Page:Le Braz - Vieilles histoires du pays breton, 1905.djvu/88

Le texte de cette page a été corrigé et est conforme au fac-similé.

HISTOIRE PASCALE




I

À trois quarts de lieue environ, en aval de Lannion, sur le Léguer, jolie rivière chantante qui réfléchit dans son courant quelques-uns des plus beaux sites de là Bretagne, se voit le vieux moulin de Keryel, avec sa toiture moussue et gondolée, sa tourelle toute feuillue de lierre d’où s’envolent chaque matin des nuées de pigeons, et ses deux roues à aubes, taillées dans des chênes massifs, solides encore et abattant de belle besogne, sans trop geindre, malgré leurs cent vingt ans révolus.

Elles étaient toutes neuves, les braves roues, et d’une jaune couleur de bois fraîchement ouvré à l’époque où se passait cette histoire. C’était au printemps de 1793, un samedi d’avril ou, comme on disait alors, un sextidi de germinal, vers le soir.

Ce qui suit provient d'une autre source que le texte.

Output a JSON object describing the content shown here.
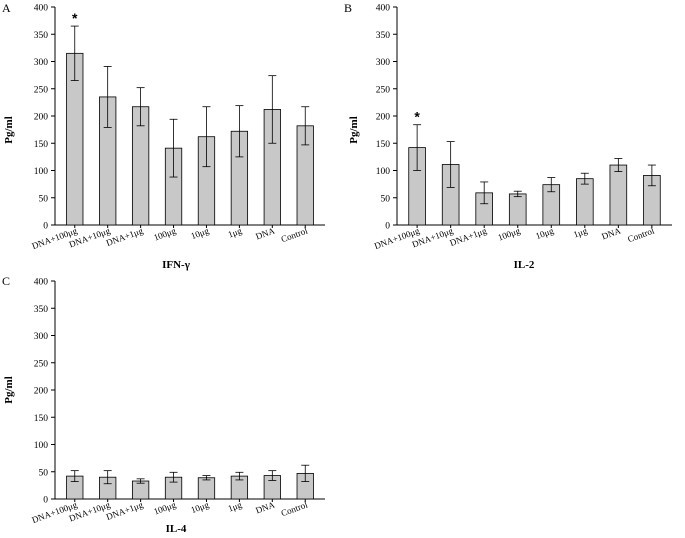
{
  "chart_data": [
    {
      "panel": "A",
      "type": "bar",
      "categories": [
        "DNA+100μg",
        "DNA+10μg",
        "DNA+1μg",
        "100μg",
        "10μg",
        "1μg",
        "DNA",
        "Control"
      ],
      "values": [
        315,
        235,
        217,
        141,
        162,
        172,
        212,
        182
      ],
      "errors": [
        50,
        56,
        35,
        53,
        55,
        47,
        62,
        35
      ],
      "significant": [
        true,
        false,
        false,
        false,
        false,
        false,
        false,
        false
      ],
      "significance_mark": "*",
      "xlabel": "IFN-γ",
      "ylabel": "Pg/ml",
      "ylim": [
        0,
        400
      ],
      "yticks": [
        "0",
        "50",
        "100",
        "150",
        "200",
        "250",
        "300",
        "350",
        "400"
      ],
      "grid": false
    },
    {
      "panel": "B",
      "type": "bar",
      "categories": [
        "DNA+100μg",
        "DNA+10μg",
        "DNA+1μg",
        "100μg",
        "10μg",
        "1μg",
        "DNA",
        "Control"
      ],
      "values": [
        142,
        111,
        59,
        57,
        74,
        85,
        110,
        91
      ],
      "errors": [
        42,
        42,
        20,
        5,
        13,
        10,
        12,
        19
      ],
      "significant": [
        true,
        false,
        false,
        false,
        false,
        false,
        false,
        false
      ],
      "significance_mark": "*",
      "xlabel": "IL-2",
      "ylabel": "Pg/ml",
      "ylim": [
        0,
        400
      ],
      "yticks": [
        "0",
        "50",
        "100",
        "150",
        "200",
        "250",
        "300",
        "350",
        "400"
      ],
      "grid": false
    },
    {
      "panel": "C",
      "type": "bar",
      "categories": [
        "DNA+100μg",
        "DNA+10μg",
        "DNA+1μg",
        "100μg",
        "10μg",
        "1μg",
        "DNA",
        "Control"
      ],
      "values": [
        42,
        40,
        33,
        40,
        39,
        42,
        43,
        47
      ],
      "errors": [
        10,
        12,
        4,
        9,
        4,
        7,
        9,
        15
      ],
      "significant": [
        false,
        false,
        false,
        false,
        false,
        false,
        false,
        false
      ],
      "significance_mark": "*",
      "xlabel": "IL-4",
      "ylabel": "Pg/ml",
      "ylim": [
        0,
        400
      ],
      "yticks": [
        "0",
        "50",
        "100",
        "150",
        "200",
        "250",
        "300",
        "350",
        "400"
      ],
      "grid": false
    }
  ]
}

Il avait plu dans la journée, mais le vent qui s’était levé avait chassé les nuages, en sorte qu’il ne traînait plus maintenant, dans le ciel nettoyé, que quelques flocons épars.

— La lessive est finie, dit en son pittoresque langage, maître Jean Derrien, le meunier ; voilé les draps qui sèchent !… Tout de même, il se pourrait bien que Dom Karis nous arrive détrempé par l’averse… Fais bon feu, Mar’Yvonne.